I. est caractéristique de deux aires : Normandie-Bretagne et une très large partie centrale
de la France méridionale. Cet usage est enregistré dans Littré (« dans quelques provinces ») et dans les dictionnaires généraux contemporains : GLLF « dans certaines régions » ; Rob 1985 et NPR 1993-2000 « régional » ; TLF « région. (notamment Sud de la Loire) », citant R. Sabatier, ici ex. 3).
II. attesté dep. 1756 dans le français d’Alès pour désigner une pâtisserie (« une tarte qu’on fait à la crème, à la franchipane, &c. & non une tourte qui est une autre espèce de pâtisserie. Voy. Croûstado » Sauvages 1756 s.v. toûrto) est un aujourd’hui un archaïsme conservé dans quelques airesa et principalement dans le Sud-Ouest. Les emplois ici analysés ne sont pas accueillis
dans les dictionnaires généraux contemporains.

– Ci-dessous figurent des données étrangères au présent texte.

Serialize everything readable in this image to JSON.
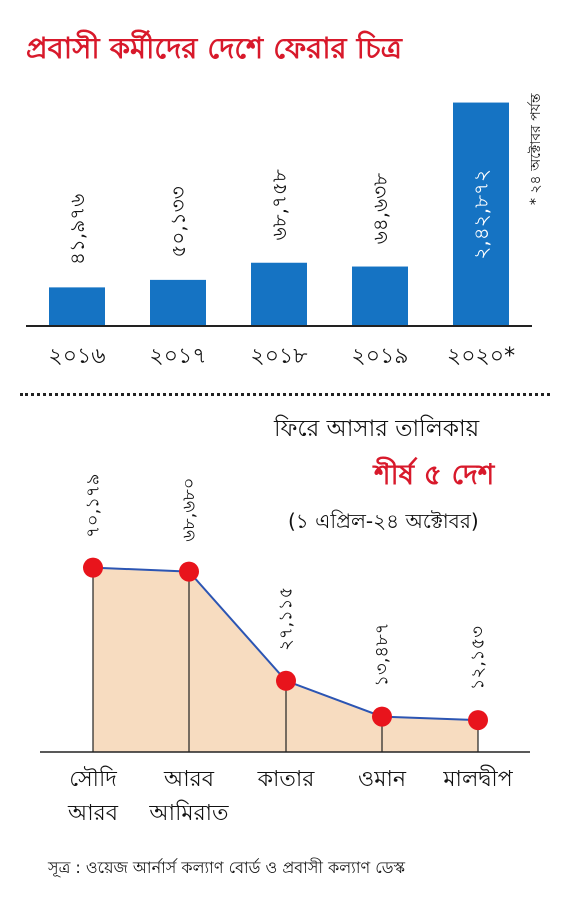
{
  "title": "প্রবাসী কর্মীদের দেশে ফেরার চিত্র",
  "footnote": "* ২৪ অক্টোবর পর্যন্ত",
  "line_chart_heading": "ফিরে আসার তালিকায়",
  "line_chart_heading_accent": "শীর্ষ ৫ দেশ",
  "line_chart_period": "(১ এপ্রিল-২৪ অক্টোবর)",
  "source": "সূত্র : ওয়েজ আর্নার্স কল্যাণ বোর্ড ও প্রবাসী কল্যাণ ডেস্ক",
  "colors": {
    "title_red": "#d8192b",
    "bar_blue": "#1573c3",
    "marker_red": "#e8141c",
    "line_blue": "#2c55b3",
    "area_fill": "#f7dcc0"
  },
  "chart_data": [
    {
      "type": "bar",
      "categories": [
        "২০১৬",
        "২০১৭",
        "২০১৮",
        "২০১৯",
        "২০২০*"
      ],
      "values": [
        41976,
        50133,
        68758,
        64638,
        242872
      ],
      "value_labels": [
        "৪১,৯৭৬",
        "৫০,১৩৩",
        "৬৮,৭৫৮",
        "৬৪,৬৩৮",
        "২,৪২,৮৭২"
      ],
      "ylim": [
        0,
        250000
      ],
      "grid": false
    },
    {
      "type": "area",
      "categories": [
        "সৌদি আরব",
        "আরব আমিরাত",
        "কাতার",
        "ওমান",
        "মালদ্বীপ"
      ],
      "category_lines": [
        [
          "সৌদি",
          "আরব"
        ],
        [
          "আরব",
          "আমিরাত"
        ],
        [
          "কাতার"
        ],
        [
          "ওমান"
        ],
        [
          "মালদ্বীপ"
        ]
      ],
      "values": [
        70179,
        68680,
        27115,
        13487,
        12153
      ],
      "value_labels": [
        "৭০,১৭৯",
        "৬৮,৬৮০",
        "২৭,১১৫",
        "১৩,৪৮৭",
        "১২,১৫৩"
      ],
      "ylim": [
        0,
        75000
      ],
      "grid": false
    }
  ]
}
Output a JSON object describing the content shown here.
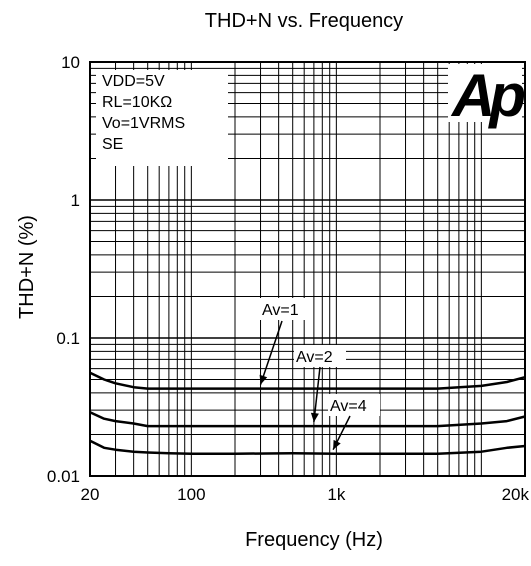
{
  "chart_data": {
    "type": "line",
    "title": "THD+N vs. Frequency",
    "xlabel": "Frequency (Hz)",
    "ylabel": "THD+N (%)",
    "x_scale": "log",
    "y_scale": "log",
    "xlim": [
      20,
      20000
    ],
    "ylim": [
      0.01,
      10
    ],
    "grid": true,
    "x_ticks": [
      {
        "value": 20,
        "label": "20"
      },
      {
        "value": 100,
        "label": "100"
      },
      {
        "value": 1000,
        "label": "1k"
      },
      {
        "value": 20000,
        "label": "20k"
      }
    ],
    "y_ticks": [
      {
        "value": 10,
        "label": "10"
      },
      {
        "value": 1,
        "label": "1"
      },
      {
        "value": 0.1,
        "label": "0.1"
      },
      {
        "value": 0.01,
        "label": "0.01"
      }
    ],
    "conditions": [
      "VDD=5V",
      "RL=10KΩ",
      "Vo=1VRMS",
      "SE"
    ],
    "logo": "Ap",
    "series": [
      {
        "name": "Av=1",
        "x": [
          20,
          25,
          30,
          40,
          50,
          70,
          100,
          200,
          500,
          1000,
          2000,
          5000,
          10000,
          15000,
          20000
        ],
        "values": [
          0.056,
          0.05,
          0.047,
          0.044,
          0.043,
          0.043,
          0.043,
          0.043,
          0.043,
          0.043,
          0.043,
          0.043,
          0.045,
          0.048,
          0.052
        ]
      },
      {
        "name": "Av=2",
        "x": [
          20,
          25,
          30,
          40,
          50,
          70,
          100,
          200,
          500,
          1000,
          2000,
          5000,
          10000,
          15000,
          20000
        ],
        "values": [
          0.029,
          0.026,
          0.025,
          0.024,
          0.023,
          0.023,
          0.023,
          0.023,
          0.023,
          0.023,
          0.023,
          0.023,
          0.024,
          0.025,
          0.027
        ]
      },
      {
        "name": "Av=4",
        "x": [
          20,
          25,
          30,
          40,
          50,
          70,
          100,
          200,
          500,
          1000,
          2000,
          5000,
          10000,
          15000,
          20000
        ],
        "values": [
          0.018,
          0.016,
          0.0155,
          0.015,
          0.0148,
          0.0146,
          0.0145,
          0.0145,
          0.0146,
          0.0145,
          0.0145,
          0.0145,
          0.015,
          0.016,
          0.0165
        ]
      }
    ],
    "annotations": [
      {
        "text": "Av=1",
        "series": "Av=1"
      },
      {
        "text": "Av=2",
        "series": "Av=2"
      },
      {
        "text": "Av=4",
        "series": "Av=4"
      }
    ]
  }
}
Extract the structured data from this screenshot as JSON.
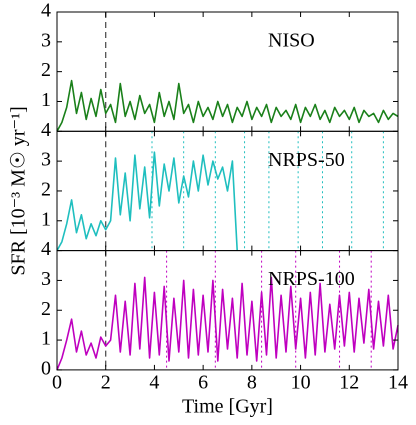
{
  "chart_data": [
    {
      "type": "line",
      "label": "NISO",
      "color": "#1a801a",
      "x": [
        0,
        0.2,
        0.4,
        0.6,
        0.8,
        1,
        1.2,
        1.4,
        1.6,
        1.8,
        2,
        2.2,
        2.4,
        2.6,
        2.8,
        3,
        3.2,
        3.4,
        3.6,
        3.8,
        4,
        4.2,
        4.4,
        4.6,
        4.8,
        5,
        5.2,
        5.4,
        5.6,
        5.8,
        6,
        6.2,
        6.4,
        6.6,
        6.8,
        7,
        7.2,
        7.4,
        7.6,
        7.8,
        8,
        8.2,
        8.4,
        8.6,
        8.8,
        9,
        9.2,
        9.4,
        9.6,
        9.8,
        10,
        10.2,
        10.4,
        10.6,
        10.8,
        11,
        11.2,
        11.4,
        11.6,
        11.8,
        12,
        12.2,
        12.4,
        12.6,
        12.8,
        13,
        13.2,
        13.4,
        13.6,
        13.8,
        14
      ],
      "values": [
        0,
        0.3,
        0.8,
        1.7,
        0.6,
        1.3,
        0.4,
        1.1,
        0.5,
        1.4,
        0.6,
        0.9,
        0.3,
        1.6,
        0.5,
        1.0,
        0.4,
        1.2,
        0.6,
        0.9,
        0.3,
        1.3,
        0.5,
        1.0,
        0.4,
        1.6,
        0.6,
        0.9,
        0.3,
        1.0,
        0.5,
        0.8,
        0.4,
        1.0,
        0.5,
        0.9,
        0.3,
        0.8,
        0.5,
        1.0,
        0.4,
        0.8,
        0.5,
        0.9,
        0.3,
        0.8,
        0.5,
        0.7,
        0.4,
        0.9,
        0.3,
        0.8,
        0.5,
        0.9,
        0.4,
        0.7,
        0.3,
        0.8,
        0.5,
        0.7,
        0.4,
        0.8,
        0.3,
        0.7,
        0.5,
        0.6,
        0.3,
        0.7,
        0.4,
        0.6,
        0.5
      ],
      "xlim": [
        0,
        14
      ],
      "ylim": [
        0,
        4
      ],
      "yticks": [
        1,
        2,
        3,
        4
      ],
      "reference_x": 2,
      "vlines": [],
      "vline_color": "#1a801a"
    },
    {
      "type": "line",
      "label": "NRPS-50",
      "color": "#1fbfbf",
      "ylabel": "SFR [10⁻³ M☉ yr⁻¹]",
      "x": [
        0,
        0.2,
        0.4,
        0.6,
        0.8,
        1,
        1.2,
        1.4,
        1.6,
        1.8,
        2,
        2.2,
        2.4,
        2.6,
        2.8,
        3,
        3.2,
        3.4,
        3.6,
        3.8,
        4,
        4.2,
        4.4,
        4.6,
        4.8,
        5,
        5.2,
        5.4,
        5.6,
        5.8,
        6,
        6.2,
        6.4,
        6.6,
        6.8,
        7,
        7.2,
        7.4,
        7.6,
        7.8,
        8,
        8.2,
        8.4,
        8.6,
        8.8,
        9,
        9.2,
        9.4,
        9.6,
        9.8,
        10,
        10.2,
        10.4,
        10.6,
        10.8,
        11,
        11.2,
        11.4,
        11.6,
        11.8,
        12,
        12.2,
        12.4,
        12.6,
        12.8,
        13,
        13.2,
        13.4,
        13.6,
        13.8,
        14
      ],
      "values": [
        0,
        0.3,
        0.9,
        1.7,
        0.6,
        1.2,
        0.4,
        0.9,
        0.5,
        1.0,
        0.7,
        1.0,
        3.1,
        1.2,
        2.6,
        1.0,
        3.2,
        1.4,
        2.8,
        1.1,
        3.3,
        1.5,
        2.9,
        2.0,
        3.1,
        1.6,
        2.5,
        1.8,
        3.0,
        2.0,
        3.2,
        2.2,
        3.0,
        2.4,
        2.8,
        2.0,
        3.0,
        0,
        null,
        null,
        null,
        null,
        null,
        null,
        null,
        null,
        null,
        null,
        null,
        null,
        null,
        null,
        null,
        null,
        null,
        null,
        null,
        null,
        null,
        null,
        null,
        null,
        null,
        null,
        null,
        null,
        null,
        null,
        null,
        null,
        null
      ],
      "xlim": [
        0,
        14
      ],
      "ylim": [
        0,
        4
      ],
      "yticks": [
        1,
        2,
        3,
        4
      ],
      "reference_x": 2,
      "vlines": [
        3.9,
        5.2,
        6.5,
        7.7,
        8.7,
        9.9,
        10.9,
        12.1,
        13.4
      ],
      "vline_color": "#1fbfbf"
    },
    {
      "type": "line",
      "label": "NRPS-100",
      "color": "#bf00bf",
      "xlabel": "Time [Gyr]",
      "x": [
        0,
        0.2,
        0.4,
        0.6,
        0.8,
        1,
        1.2,
        1.4,
        1.6,
        1.8,
        2,
        2.2,
        2.4,
        2.6,
        2.8,
        3,
        3.2,
        3.4,
        3.6,
        3.8,
        4,
        4.2,
        4.4,
        4.6,
        4.8,
        5,
        5.2,
        5.4,
        5.6,
        5.8,
        6,
        6.2,
        6.4,
        6.6,
        6.8,
        7,
        7.2,
        7.4,
        7.6,
        7.8,
        8,
        8.2,
        8.4,
        8.6,
        8.8,
        9,
        9.2,
        9.4,
        9.6,
        9.8,
        10,
        10.2,
        10.4,
        10.6,
        10.8,
        11,
        11.2,
        11.4,
        11.6,
        11.8,
        12,
        12.2,
        12.4,
        12.6,
        12.8,
        13,
        13.2,
        13.4,
        13.6,
        13.8,
        14
      ],
      "values": [
        0,
        0.4,
        1.0,
        1.7,
        0.6,
        1.3,
        0.5,
        0.9,
        0.4,
        1.1,
        0.8,
        1.0,
        2.5,
        0.6,
        2.3,
        0.5,
        2.9,
        0.7,
        3.1,
        0.4,
        2.6,
        0.5,
        2.8,
        0.3,
        2.4,
        0.6,
        3.0,
        0.4,
        2.7,
        0.5,
        2.5,
        0.6,
        3.0,
        0.3,
        2.7,
        0.7,
        2.4,
        0.4,
        2.9,
        0.5,
        2.3,
        0.3,
        2.6,
        0.5,
        3.1,
        0.4,
        2.5,
        0.6,
        2.8,
        0.7,
        2.4,
        0.4,
        2.6,
        0.5,
        2.9,
        0.6,
        2.2,
        0.7,
        2.5,
        0.8,
        2.6,
        0.6,
        2.4,
        0.9,
        2.7,
        0.7,
        2.3,
        0.8,
        2.5,
        0.7,
        1.5
      ],
      "xlim": [
        0,
        14
      ],
      "ylim": [
        0,
        4
      ],
      "yticks": [
        0,
        1,
        2,
        3,
        4
      ],
      "xticks": [
        0,
        2,
        4,
        6,
        8,
        10,
        12,
        14
      ],
      "reference_x": 2,
      "vlines": [
        4.5,
        6.5,
        8.4,
        9.8,
        11.6,
        12.9
      ],
      "vline_color": "#bf00bf"
    }
  ]
}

a Relevé dans le français de Suisse romande (« Suisse. Gros gâteau ; gâteau d’anniversaire » Lar 2000).
◇◇ bibliographie. (I) VillaGasc 1802 ; PomierHLoire 1835 ; ConnyBourbR 1852 ; MègeClermF 1861 (citant
un texte de 1393) ; JaubertCentre 1864 tourte "environ 25 livres", demi-tourte "de 12 à 15 livres" ; MoisyNormand 1887 "de six ou neuf kilogrammes" ; MazeHavre 1903 « dans le Roumois, c’est le nom du pain de six kilos » ; GononForez 1961, p. 173 « un gros ‘pain rond’, […] la tourte, en français local » ; NouvelAveyr 1978 « courant » ; LepelleyBasseNorm 1989 et LepelleyNormandie 1993 "pain de 12 livres" ; BrasseurNorm 1990 id. ; BoisgontierAquit 1991 (Dordogne) ; TavBourg 1991 (sud-ouest de la Saône-et-Loire)

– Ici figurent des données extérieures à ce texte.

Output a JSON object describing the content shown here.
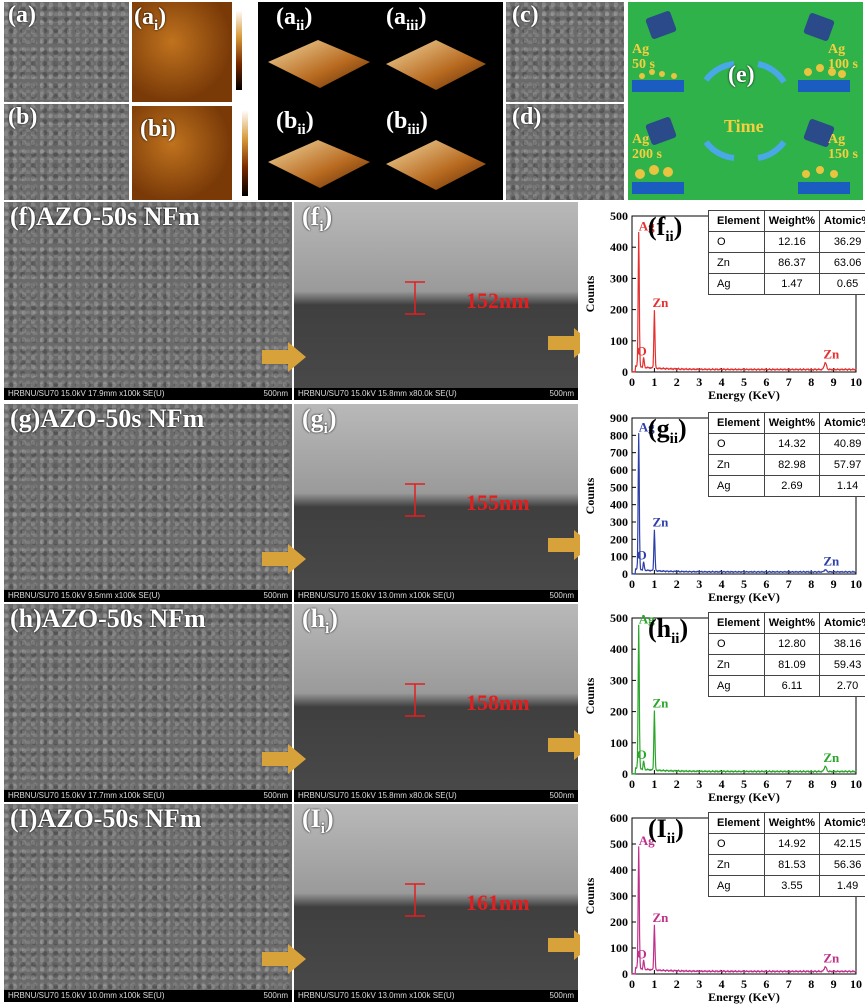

« assez vivant » ; BoisgontierMidiPyr 1992 (Aveyron, Lot) ; ChaumardMontcaret 1992 ; MazaMariac 1992
avec un exemple renvoyant au passé ; VurpasMichelBeauj 1992 « Beaujolais viticole, connu au-dessus de 20 ans, inconnu au-dessous. Haut-Beaujolais,
usuel au-dessus de 60 ans, en déclin rapide au-dessous » ; DubuissBonBerryB 1993 ; FréchetMartVelay 1993 « usuel » ; VurpasLyonnais 1993 « bien connu » ; FréchetAnnonay 1995 « usuel » ; FréchetDrôme 1997 ; FréchetMartAin 1998 « globalement attesté » ; MichelRoanne 1998 ; ALMC 1126. – (II) Sauvages 1756 ; VillaGasc 1802 ; LarGastr 1938 « il est aussi des tourtes d’entremets de sucre. Ces dernières ne sont en réalité que
des flans ou des tartes » ; MartinAoste 1984 ; BoisgontierAquit 1991.

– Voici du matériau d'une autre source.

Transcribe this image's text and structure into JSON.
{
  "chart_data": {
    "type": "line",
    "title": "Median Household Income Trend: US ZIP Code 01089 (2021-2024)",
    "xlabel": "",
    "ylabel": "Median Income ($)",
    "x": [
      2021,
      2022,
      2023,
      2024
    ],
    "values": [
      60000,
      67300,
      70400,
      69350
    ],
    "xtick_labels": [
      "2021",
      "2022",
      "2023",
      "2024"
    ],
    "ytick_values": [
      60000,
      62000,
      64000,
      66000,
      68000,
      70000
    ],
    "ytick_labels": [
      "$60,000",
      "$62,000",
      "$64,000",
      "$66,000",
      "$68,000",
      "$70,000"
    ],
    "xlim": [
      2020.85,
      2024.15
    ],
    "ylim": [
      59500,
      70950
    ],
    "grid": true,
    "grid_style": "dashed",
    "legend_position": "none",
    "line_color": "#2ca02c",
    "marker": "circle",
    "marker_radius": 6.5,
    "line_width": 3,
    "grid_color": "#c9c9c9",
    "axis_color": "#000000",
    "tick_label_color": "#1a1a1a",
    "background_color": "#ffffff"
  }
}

△△ enquêtes. EnqDRF 1994-96. Taux de reconnaissance : (I) Ardèche, Ariège, Aveyron, Corrèze, Dordogne, Drôme, Loire, Haute-Loire (Velay),
Lot, Haute-Vienne, 100 % ; Creuse, 90 % ; Haute-Garonne, 75 % ; Côtes-d’Armor, Rhône,
Tarn, Tarn-et-Garonne, 65 % ; Gironde, 60 % ; Basse-Normandie, 55 % ; Morbihan, 50 % ;
Lot-et-Garonne, 40 % ; Isère, 20 % ; Finistère, 15 % ; Ain, Gers, Landes, Pyrénées-Atlantiques,
Hautes-Pyrénées, 0 %. (II.2) Hautes-Pyrénées, 100 % ; Landes, 35 % ; Gironde, 10 % ; Gers, Lot-et-Garonne, 0 %.